Google phone

This week Google celebrates its 25 year-birthday and during that period the company has grown into a juggernaut that knows and stores everything about us, and is present everywhere. In a series of articles, we will discuss the power of Google, the success factors, the growing criticism and Google’s prospects for the coming years.

1. How Google grew into the dominant company it is today.

2. Google’s invisible influence.

3. Why it is so difficult to dethrone Google.

Part 4 of this series addresses the criticism that Google is increasingly facing.

Google’s success is not just due to a better search engine; but also to the smart distribution and the sometimes tough methods to thwart and push out competitors. But the mentality has also changed; once started as an idealistic company, with the slogan ‘don’t be evil’, it has now become a tough, ruthless company that makes life difficult for competitors, forces them out of the market or denies its high principles in order to gain access to a certain market (China).

While in the early years people were mainly praising Google because it was so easy to search, nowadays there is increasing criticism of Google’s power, and in particular the way in which it deals with disinformation, privacy and user data. and the way in which it keeps (potential) competitors from the market.
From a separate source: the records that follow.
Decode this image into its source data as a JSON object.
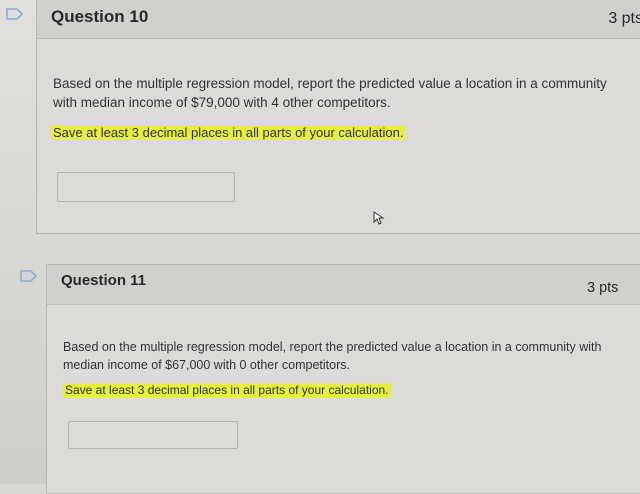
{
  "questions": [
    {
      "title": "Question 10",
      "points": "3 pts",
      "text": "Based on the multiple regression model, report the predicted value a location in a community with median income of $79,000 with 4 other competitors.",
      "note": "Save at least 3 decimal places in all parts of your calculation.",
      "answer": ""
    },
    {
      "title": "Question 11",
      "points": "3 pts",
      "text": "Based on the multiple regression model, report the predicted value a location in a community with median income of $67,000 with 0 other competitors.",
      "note": "Save at least 3 decimal places in all parts of your calculation.",
      "answer": ""
    }
  ],
  "colors": {
    "highlight": "#e6ee3f",
    "flag_outline": "#8aa9d6"
  }
}
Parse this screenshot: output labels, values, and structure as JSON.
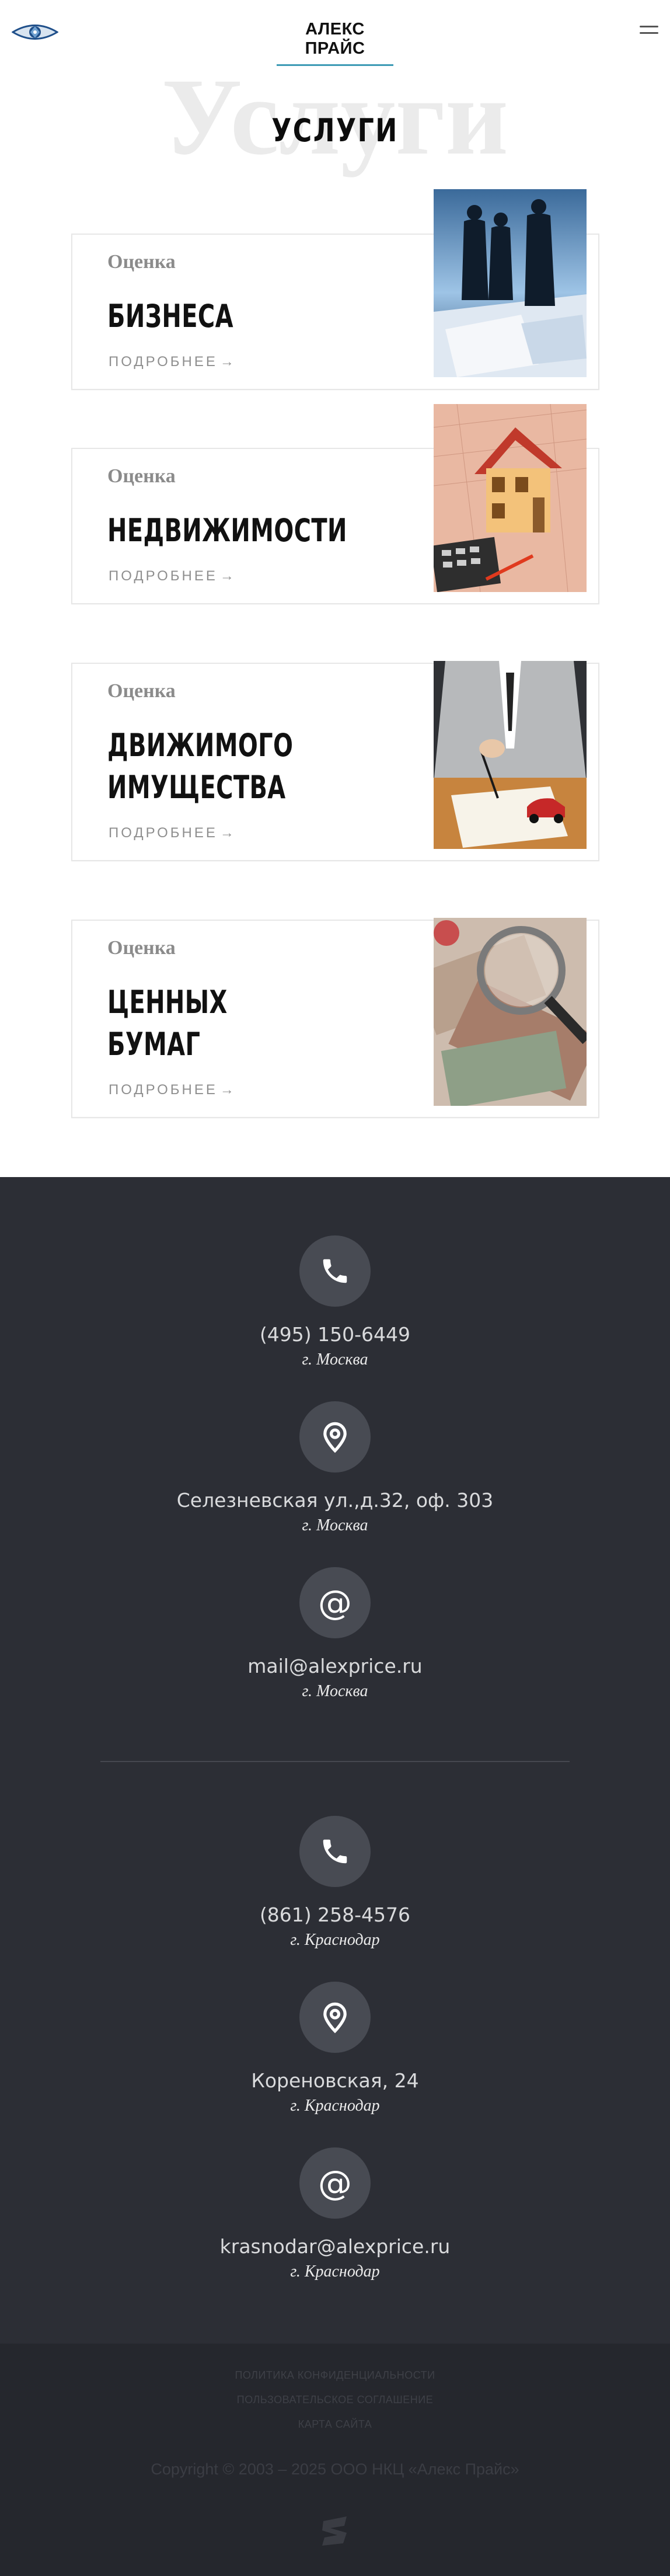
{
  "header": {
    "logo_icon": "eye-logo-icon",
    "brand": "АЛЕКС ПРАЙС",
    "menu_icon": "hamburger-menu-icon"
  },
  "hero": {
    "background_word": "Услуги",
    "title": "УСЛУГИ"
  },
  "services": [
    {
      "prefix": "Оценка",
      "title": "БИЗНЕСА",
      "more": "ПОДРОБНЕЕ",
      "image": "business-people-silhouettes-image"
    },
    {
      "prefix": "Оценка",
      "title": "НЕДВИЖИМОСТИ",
      "more": "ПОДРОБНЕЕ",
      "image": "house-model-blueprint-image"
    },
    {
      "prefix": "Оценка",
      "title": "ДВИЖИМОГО\nИМУЩЕСТВА",
      "more": "ПОДРОБНЕЕ",
      "image": "signing-document-toy-car-image"
    },
    {
      "prefix": "Оценка",
      "title": "ЦЕННЫХ\nБУМАГ",
      "more": "ПОДРОБНЕЕ",
      "image": "banknotes-magnifier-image"
    }
  ],
  "arrow_glyph": "→",
  "contacts": [
    {
      "icon": "phone-icon",
      "value": "(495) 150-6449",
      "city": "г. Москва"
    },
    {
      "icon": "location-pin-icon",
      "value": "Селезневская ул.,д.32, оф. 303",
      "city": "г. Москва"
    },
    {
      "icon": "at-sign-icon",
      "value": "mail@alexprice.ru",
      "city": "г. Москва"
    },
    {
      "icon": "phone-icon",
      "value": "(861) 258-4576",
      "city": "г. Краснодар"
    },
    {
      "icon": "location-pin-icon",
      "value": "Кореновская, 24",
      "city": "г. Краснодар"
    },
    {
      "icon": "at-sign-icon",
      "value": "krasnodar@alexprice.ru",
      "city": "г. Краснодар"
    }
  ],
  "footer": {
    "links": [
      "ПОЛИТИКА КОНФИДЕНЦИАЛЬНОСТИ",
      "ПОЛЬЗОВАТЕЛЬСКОЕ СОГЛАШЕНИЕ",
      "КАРТА САЙТА"
    ],
    "copyright": "Copyright © 2003 – 2025 ООО НКЦ «Алекс Прайс»",
    "developer_logo_icon": "developer-logo-icon"
  },
  "colors": {
    "accent": "#3d9bb5",
    "contacts_bg": "#2c2e35",
    "footer_bg": "#25272d",
    "icon_circle": "#484b53"
  }
}
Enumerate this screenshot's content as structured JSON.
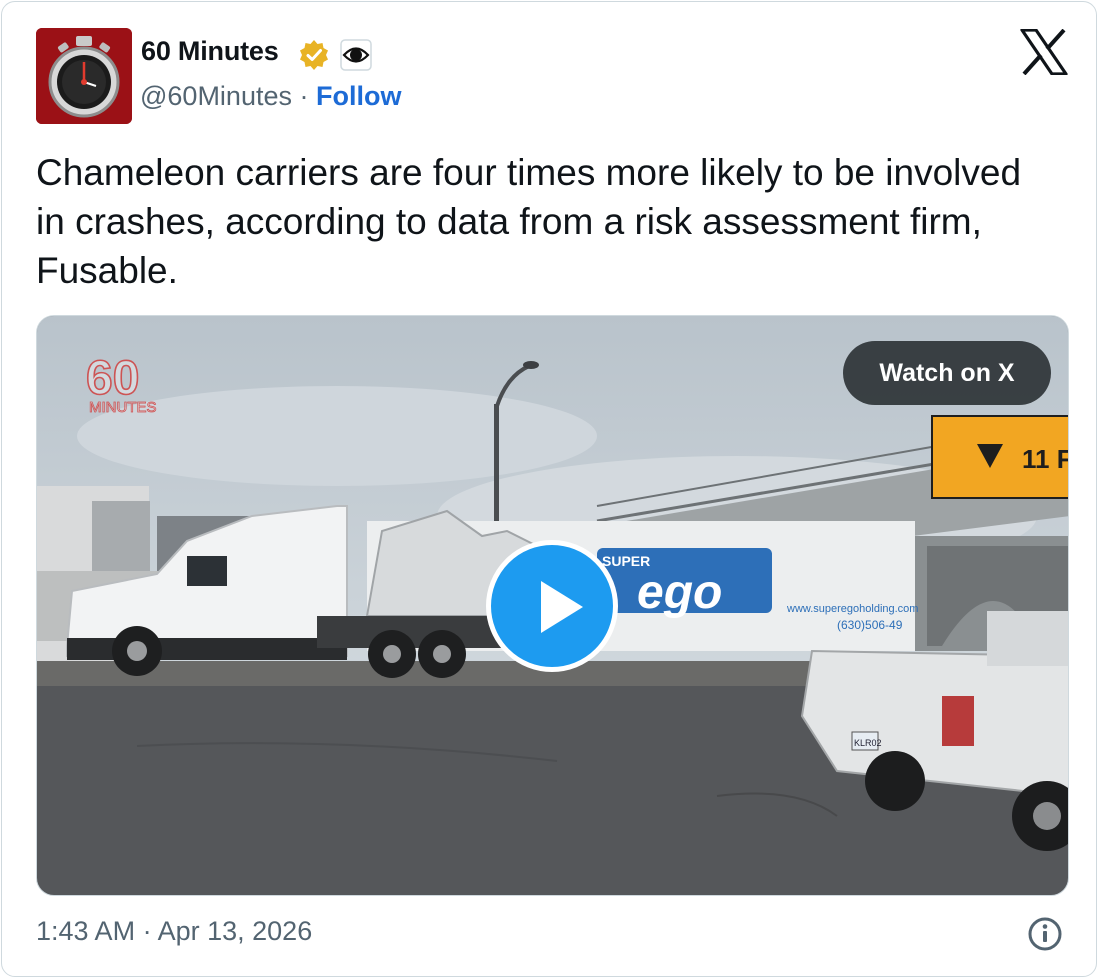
{
  "author": {
    "name": "60 Minutes",
    "handle": "@60Minutes",
    "separator": "·",
    "follow_label": "Follow",
    "avatar_icon": "stopwatch-icon",
    "badges": [
      "verified-gold-badge-icon",
      "cbs-eye-icon"
    ]
  },
  "platform_icon": "x-logo-icon",
  "tweet": {
    "text": "Chameleon carriers are four times more likely to be involved in crashes, according to data from a risk assessment firm, Fusable."
  },
  "media": {
    "watch_label": "Watch on X",
    "watermark": {
      "top": "60",
      "bottom": "MINUTES"
    },
    "sign_text": "11 F",
    "trailer_brand": "ego",
    "trailer_brand_prefix": "SUPER",
    "trailer_url": "www.superegoholding.com",
    "trailer_phone": "(630)506-49",
    "plate": "KLR02",
    "play_icon": "play-icon"
  },
  "footer": {
    "time": "1:43 AM",
    "separator": "·",
    "date": "Apr 13, 2026",
    "info_icon": "info-icon"
  },
  "colors": {
    "follow": "#1d6bd6",
    "play": "#1d9bf0",
    "secondary_text": "#536471",
    "verified": "#e8b325",
    "avatar_bg": "#9b1116"
  }
}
Google was started by the two idealistic students Sergey Brin and Larry Page. Above all, they did not want to become like Microsoft, which they saw as a huge juggernaut that crushed the competition and used all kinds of devious tactics to thwart others and keep them out of the market. They had a modest ambition: ‘to make all the world’s information easily available to everyone’.
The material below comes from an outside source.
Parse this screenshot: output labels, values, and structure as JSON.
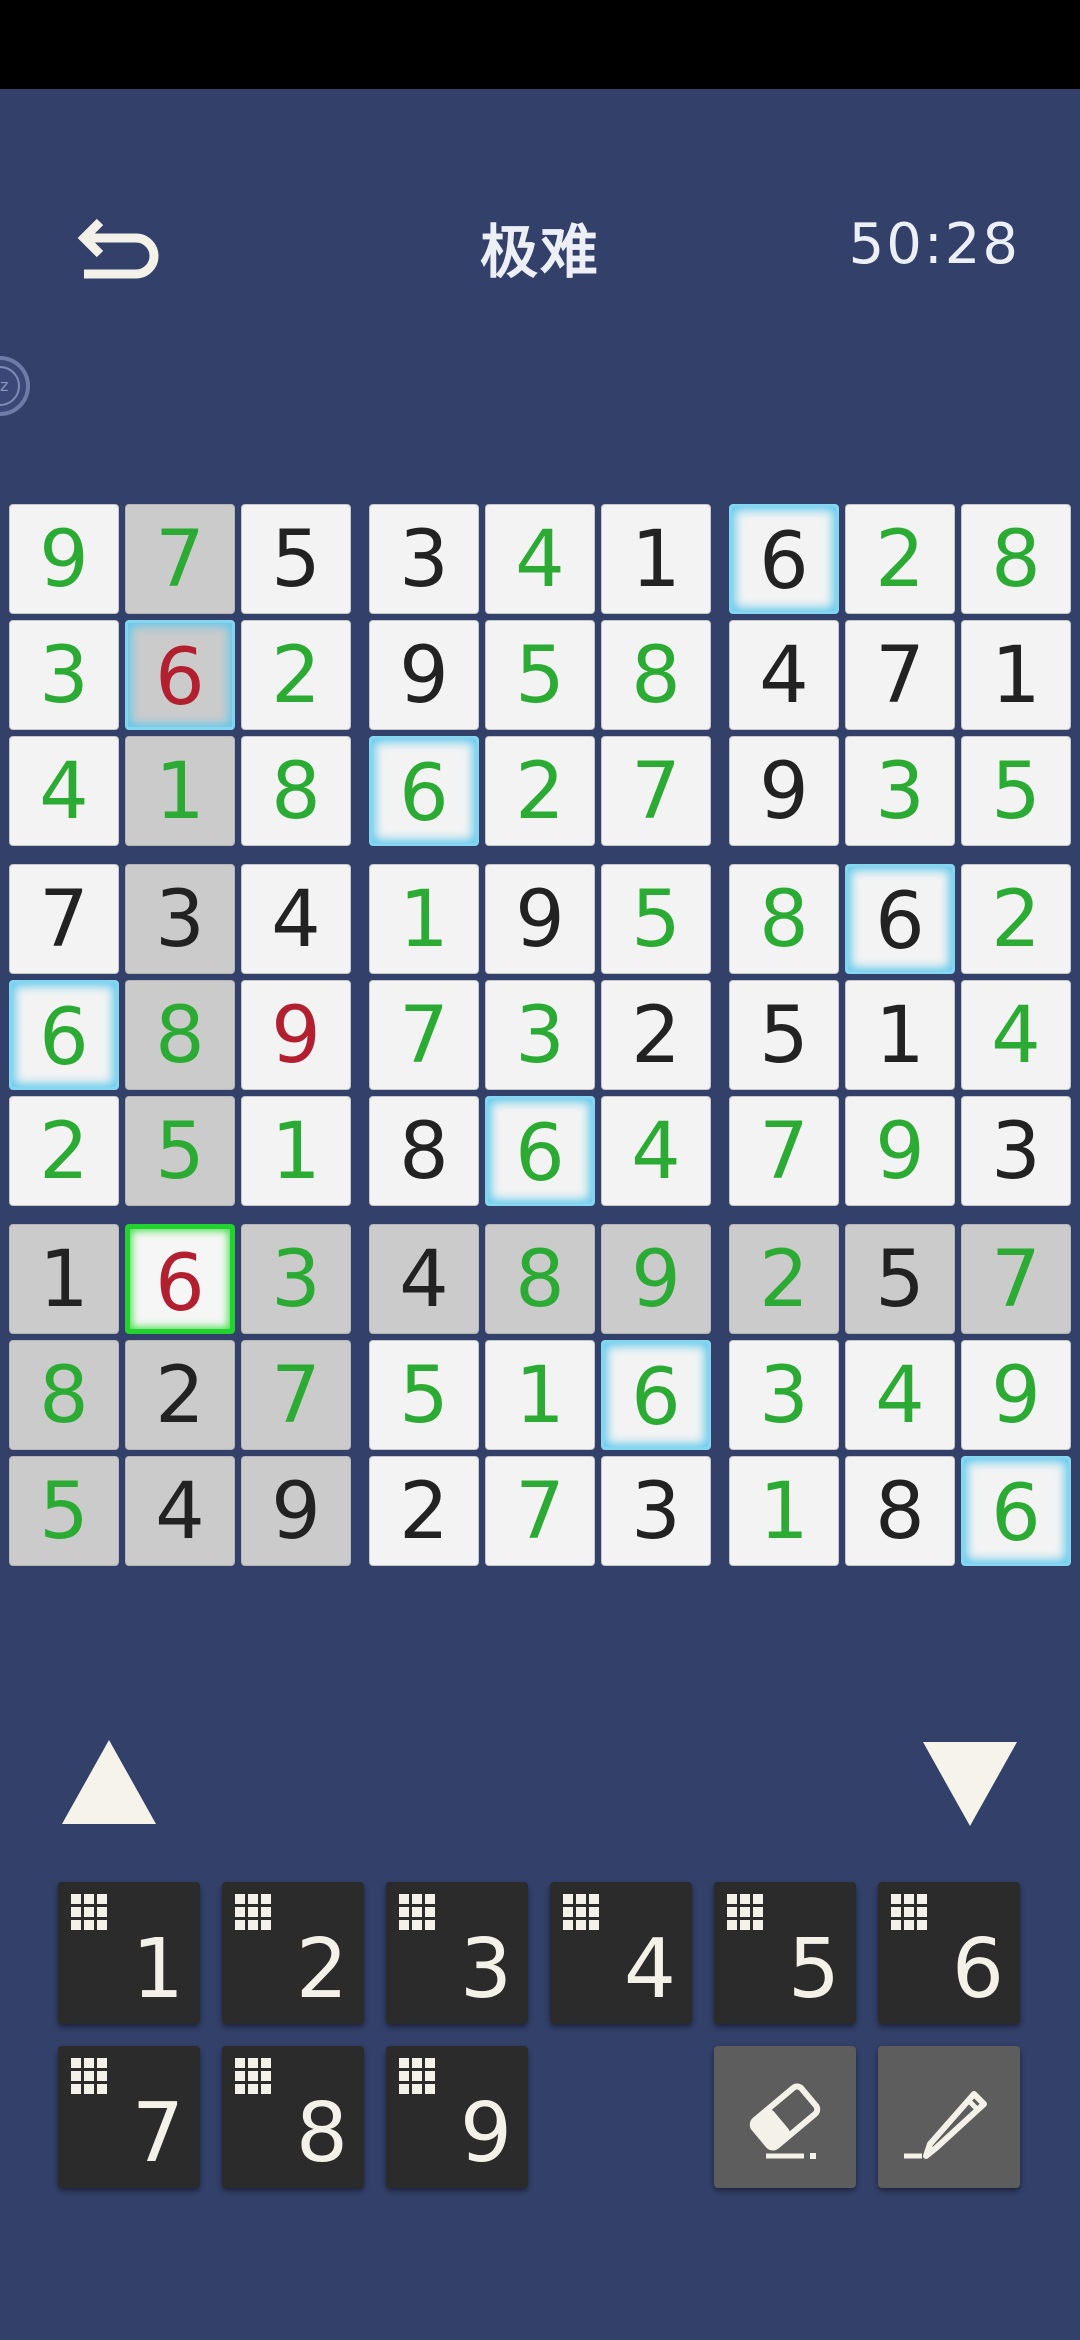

But gradually, traits that resembled a large company that does what it wants began to emerge. The desire of investors to finally see a return, around the year 2010, played a major role in this. Google had to make money, at all costs.

It started with trampling on copyright; Google wanted to make all texts, including all books and scientific research, available to the world, and it felt it had the right to share this information without having to pay the author for it. The authors obviously did not agree with this, but by simply doing so, Google has now acquired the right to index and display short excerpts from books.

Bow to China

Google also received a lot of criticism when it had built in 2018 a special version of its search engine that faithfully followed the censorship rules of the Chinese government. Google showed a white screen for search terms that the Chinese government did not like, such as “Falun gong”, “Taiwan” and “Tienanmen uprising”, and dissident data was reportedly passed on to the Chinese government. When this became known, a storm of criticism arose, after which Google quickly refrained from a censored Chinese version (and the Chinese search engine Baidu quickly conquered the Chinese market).

Thwarting competitors

The last major lawsuit by the US government against a tech company took place 25 years ago. The victim at the time was Microsoft. The irony is that now, 25 years later, the US government has launched another major lawsuit against a tech company, but now it concerns Google itself, the company that never wanted to be like Microsoft…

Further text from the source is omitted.